The Mystery of Junkets (and Patricia Clarkson)

Lately I've been nibbling at a few junkets. I don't mean nibbling as in food (though food is present) but nibbling at the idea of actually being there. I'm sort of in denial. I don't really dig the roundtables. I much prefer the awesome one-on-ones I've had with folks like Marisa Tomei, Max von Sydow and Jennifer Jason Leigh. But work is work and there's always Oscar season for a return to the one on ones. I've written up another piece (on Elegy this time) for Tribeca Film --they've been good to me lately. Yay them.
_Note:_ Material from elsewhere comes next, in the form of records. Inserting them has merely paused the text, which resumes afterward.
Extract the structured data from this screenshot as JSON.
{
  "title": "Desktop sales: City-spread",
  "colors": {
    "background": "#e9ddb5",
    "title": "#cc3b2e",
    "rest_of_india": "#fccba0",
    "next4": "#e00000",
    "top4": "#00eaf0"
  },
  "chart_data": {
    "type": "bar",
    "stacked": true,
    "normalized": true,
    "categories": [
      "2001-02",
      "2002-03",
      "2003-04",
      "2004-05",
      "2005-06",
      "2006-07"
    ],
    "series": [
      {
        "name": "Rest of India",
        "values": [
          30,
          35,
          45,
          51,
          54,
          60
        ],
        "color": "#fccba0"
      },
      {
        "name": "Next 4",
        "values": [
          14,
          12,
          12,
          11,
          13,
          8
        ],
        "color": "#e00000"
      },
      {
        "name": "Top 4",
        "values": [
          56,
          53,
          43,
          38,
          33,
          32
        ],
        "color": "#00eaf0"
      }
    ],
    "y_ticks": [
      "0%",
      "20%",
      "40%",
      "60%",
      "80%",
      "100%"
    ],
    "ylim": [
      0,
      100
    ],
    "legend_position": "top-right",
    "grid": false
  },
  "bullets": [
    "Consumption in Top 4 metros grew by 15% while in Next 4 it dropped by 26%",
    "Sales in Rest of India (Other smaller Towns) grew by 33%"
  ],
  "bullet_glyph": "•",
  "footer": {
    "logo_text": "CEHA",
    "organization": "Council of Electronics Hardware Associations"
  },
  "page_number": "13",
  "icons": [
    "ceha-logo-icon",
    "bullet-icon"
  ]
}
The odd thing is that one on one interviews feel remarkably less schmoozy and more honest. You'd think being alone with a star would be more schmoozy. But it's not. It levels things off. You're somehow equals, even if your accomplishments are rather obviously not. But in a room full of other writers, journos and whomevers it can get really blurb whore & slobbery. The most frustrating thing for me is that I'm a conversational interviewer by nature and you can't do follow up questions @ press conferences or junkets. The talent needs to answer and move on.
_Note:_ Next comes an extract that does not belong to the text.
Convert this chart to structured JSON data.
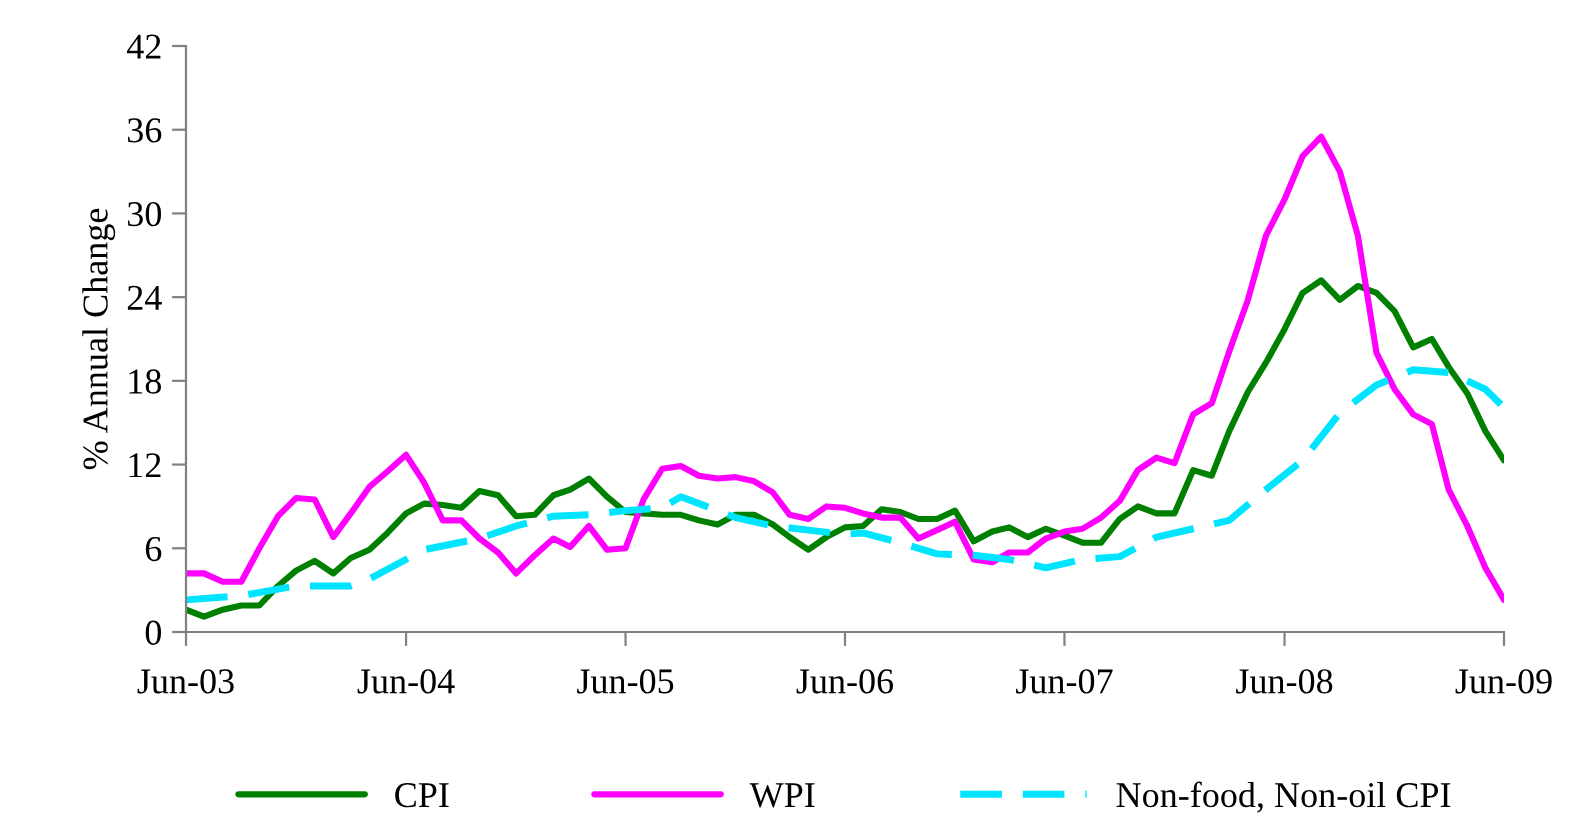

I'll share an example and if you love Patricia Clarkson as much as I do you'll be interested. I'm stammering my way through a complicated question [note to self: save those for the 'one on ones' dummy!] summing up my theory about her career (see previous article) and how she moved from wiseacre supporting gal to best friend/betrayer (Dogville / Far From Heaven). I'm thrilled that she's now entered a third phase: a womanly sexual phase [editors note: If Married Life or Elegy were men rather than celluloid, they'd be boinking her]. What I'm trying to get at is this: Is it a conscious choice to steer her career into and out of these "types" or is she just grabbing parts she likes? Patty, smiling, nods her head at the connection I'm making between Married Life (review) and Elegy and jumps in...
Yes, the Dogville days are over. THANK GOD the Dogville days are over...
...I swear there's a quick look between her and her director Isabel Coixet and then Patty segueways into why she said yes to Elegy so swiftly. Meanwhile I'm left to ponder the infinite meanings this sentence, her voice raising and the glance to the side may have meant.
  • Does she not know how gobsmackingly brilliant she is in Dogville?
  • Perhaps she secretly cherishes Hummel figurines?
  • Did she have a miserable stay in Denmark?
  • Is she merely relieved to finally be using her sexuality onscreen? (Dogville's Vera was quite a pissy frump and Patty in person is hot stuff)
  • Does Coixet know Von Trier ...or maybe they've talked about him?
  • Is Patty just annoyed that I've momentarily steered away from Elegy even if my point is about Elegy? She's there to promote Elegy.
I'll never know. It will haunt my dreams. But at least I got to stare at Patty for 20 minutes. There are far worse fates.

(sing with me now) might as well face it,
you're addicted to Patty


Elegy
opens today in major markets. If you've been itching for some genuinely adult drama after this summer of capes, tights, toons and explosions, you'll be relieved watching it. Fine performances all around I must say.